Folks, it’s been a long post-free week, hasn’t it? I can blame a busy sched (started classes, meetings all week, considering a big TBA purchase in my future…), but i can also blame…TMI.
That’s right, Too Much Information.
No, I don’t mean the awkward over-sharing, unasked-for personal detail kid. I mean just that:
Information. There’s TOO MUCH.
Just this weekend, thanks to Daily Show and Colbert reruns, I added two books to my list:
Crazy Like Us: The Globalization of the American Psyche: interesting take on mental illness and different meanings of “normal” all over the world. Author proposes that drug companies and a med-heavy attitude in the U.S. have influenced other cultures who view mental health in totally different ways (relying on community, spirituality, holistic health, etc.).
Fascinating. I am an advocate for medical treatments for mental health–but i also believe they aren’t the only answer. I wonder how much my culture, and drug companies, have influenced my attitudes…
Secrets of Mental Math: This author on Colbert was cracking me up. Stereotypical math geek… (he does math AND magic tricks!) Colbert would shout out numbers and he could answer instantly. I honestly don’t know if I’ll ever get around to reading this one, but watching this guy made me realize something about math…it really can make you happy. Think about it: do you ever see a math geek who’s unhappy? (I’m sure there are some, but I can’t imagine too many mathematicians grumbling, “I hate my job…”) There’s something about the, well, magic of it. Working with numbers opens up this whole other world, a world that much of the world misses out on much of the time.
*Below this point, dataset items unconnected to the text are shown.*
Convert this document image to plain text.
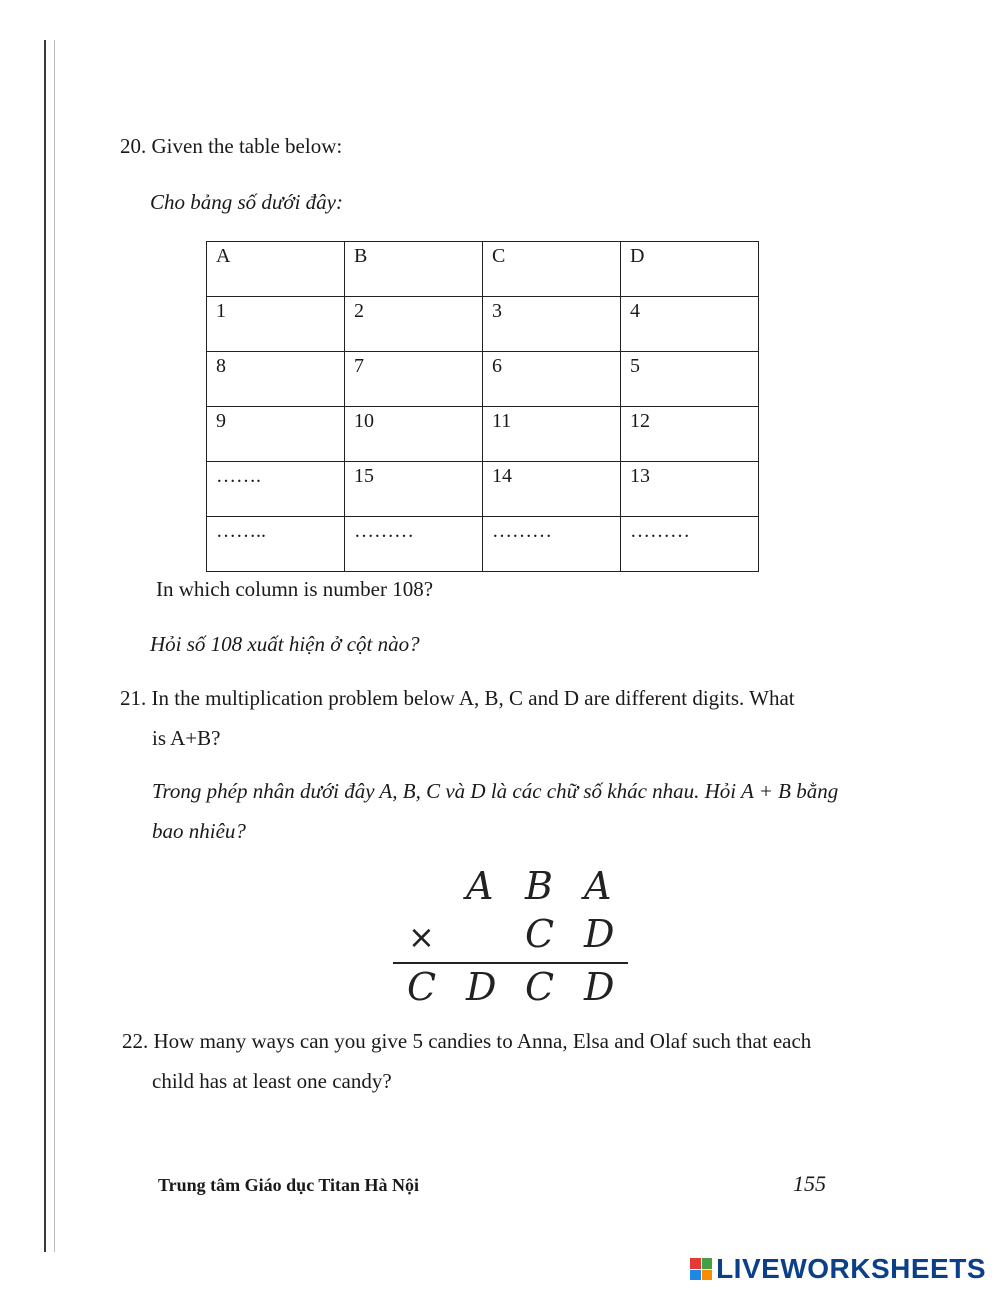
20. Given the table below:
Cho bảng số dưới đây:
A	B	C	D
1	2	3	4
8	7	6	5
9	10	11	12
…….	15	14	13
……..	………	………	………
In which column is number 108?
Hỏi số 108 xuất hiện ở cột nào?
21. In the multiplication problem below A, B, C and D are different digits. What
is A+B?
Trong phép nhân dưới đây A, B, C và D là các chữ số khác nhau. Hỏi A + B bằng
bao nhiêu?
A B A
× C D
C D C D
22. How many ways can you give 5 candies to Anna, Elsa and Olaf such that each
child has at least one candy?
Trung tâm Giáo dục Titan Hà Nội	155
LIVEWORKSHEETS
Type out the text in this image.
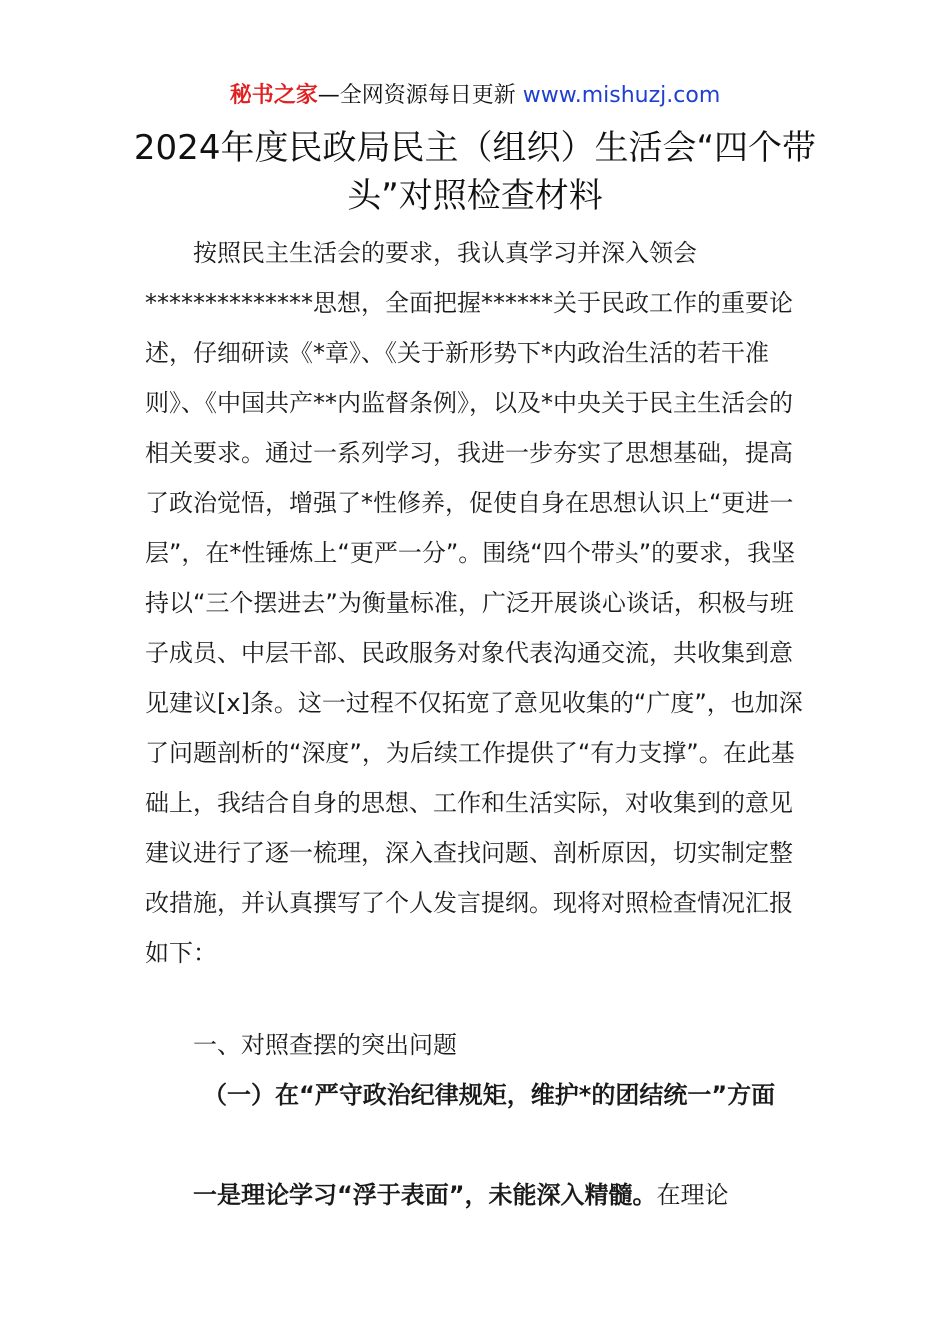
秘书之家—全网资源每日更新 www.mishuzj.com
2024年度民政局民主（组织）生活会“四个带头”对照检查材料

按照民主生活会的要求，我认真学习并深入领会**************思想，全面把握******关于民政工作的重要论述，仔细研读《*章》、《关于新形势下*内政治生活的若干准则》、《中国共产**内监督条例》，以及*中央关于民主生活会的相关要求。通过一系列学习，我进一步夯实了思想基础，提高了政治觉悟，增强了*性修养，促使自身在思想认识上“更进一层”，在*性锤炼上“更严一分”。围绕“四个带头”的要求，我坚持以“三个摆进去”为衡量标准，广泛开展谈心谈话，积极与班子成员、中层干部、民政服务对象代表沟通交流，共收集到意见建议[x]条。这一过程不仅拓宽了意见收集的“广度”，也加深了问题剖析的“深度”，为后续工作提供了“有力支撑”。在此基础上，我结合自身的思想、工作和生活实际，对收集到的意见建议进行了逐一梳理，深入查找问题、剖析原因，切实制定整改措施，并认真撰写了个人发言提纲。现将对照检查情况汇报如下：

一、对照查摆的突出问题

（一）在“严守政治纪律规矩，维护*的团结统一”方面

一是理论学习“浮于表面”，未能深入精髓。在理论
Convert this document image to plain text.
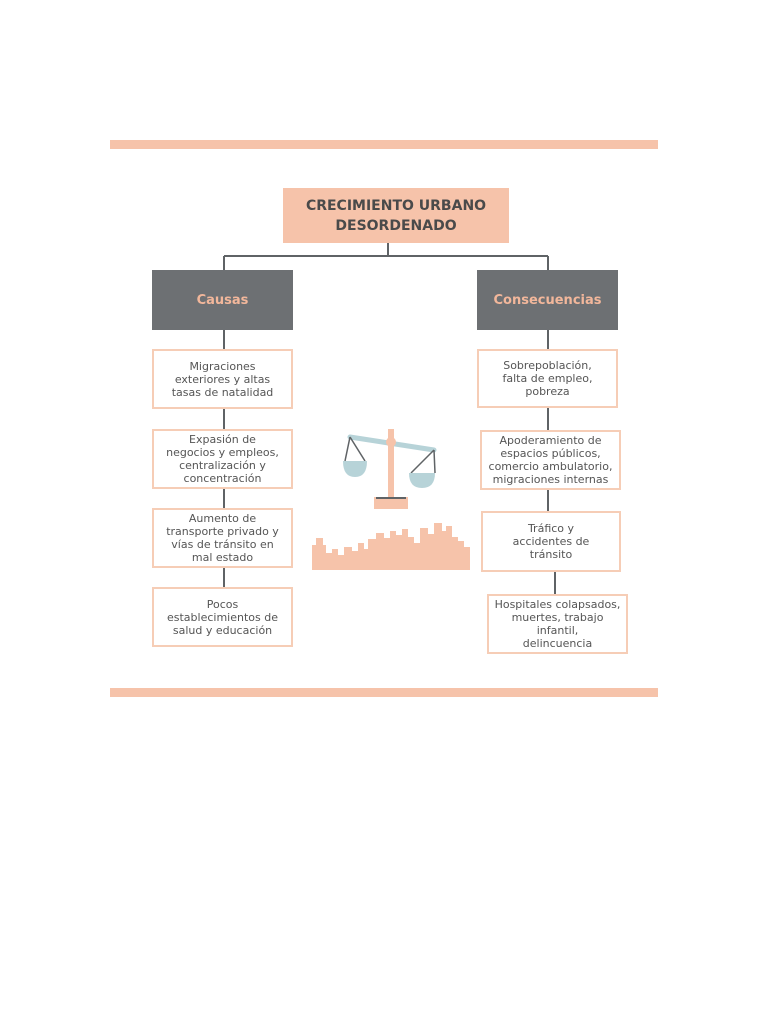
CRECIMIENTO URBANO
DESORDENADO
Causas	Consecuencias
Migraciones
exteriores y altas
tasas de natalidad
Expasión de
negocios y empleos,
centralización y
concentración
Aumento de
transporte privado y
vías de tránsito en
mal estado
Pocos
establecimientos de
salud y educación
Sobrepoblación,
falta de empleo,
pobreza
Apoderamiento de
espacios públicos,
comercio ambulatorio,
migraciones internas
Tráfico y
accidentes de
tránsito
Hospitales colapsados,
muertes, trabajo infantil,
delincuencia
That’s got to be a pretty cool feeling.
THEN Oprah talked to Jason Reitman about Up In The Air, and even featured some of the “actors” who portrayed the people George Clooney spoke to during the “you’re fired” montage. Turns out these are actual non-actor people who had lost their jobs this year. Reitman let the cameras roll as these people replayed their experience. Unscripted. Real emotion. Unbelievable.
Such a great movie, too. Got to see it in St. Louis with good friends. At the Moolah, an old Shrine Mosque-turned movie theater with great character and comfy couches. This movie surprised me. Really good storytelling (I read somewhere that it’s like a return to old-fashioned moviemaking. The simplicity [and complexity] of the story of one man.) and really good food-for-thought: how connection with people adds to a life (makes a life).
But see? There it is again, TMI: “I read somewhere…” It’s hard to keep track of all the information i absorb in a given week.
I love the sharability of 2010.
like hieroglyphics, print, telegraph, telephone, television before it–the internet lets us says “this is meaningful (or funny or interesting or special or scary or neat-o). and i want to share it.”
Share it with YOU and with the future.
BUT is there a point where i have to say STOP? i can’t take any more new ideas for right now.
What am i willing to give up for the sake of my own productivity (sanity)? This seems to be an idea I keep coming back to, huh? The limited amount of ME to go around and the unlimited amount of things out there to learn.
It’s a choice. I can’t keep being a passive absorber of information and expect to glean any quality from it. I have to learn to Just Say No to TMI.
(ha. this sounds like a disorder just waiting for some pharmaceutical intervention, doesn’t it?)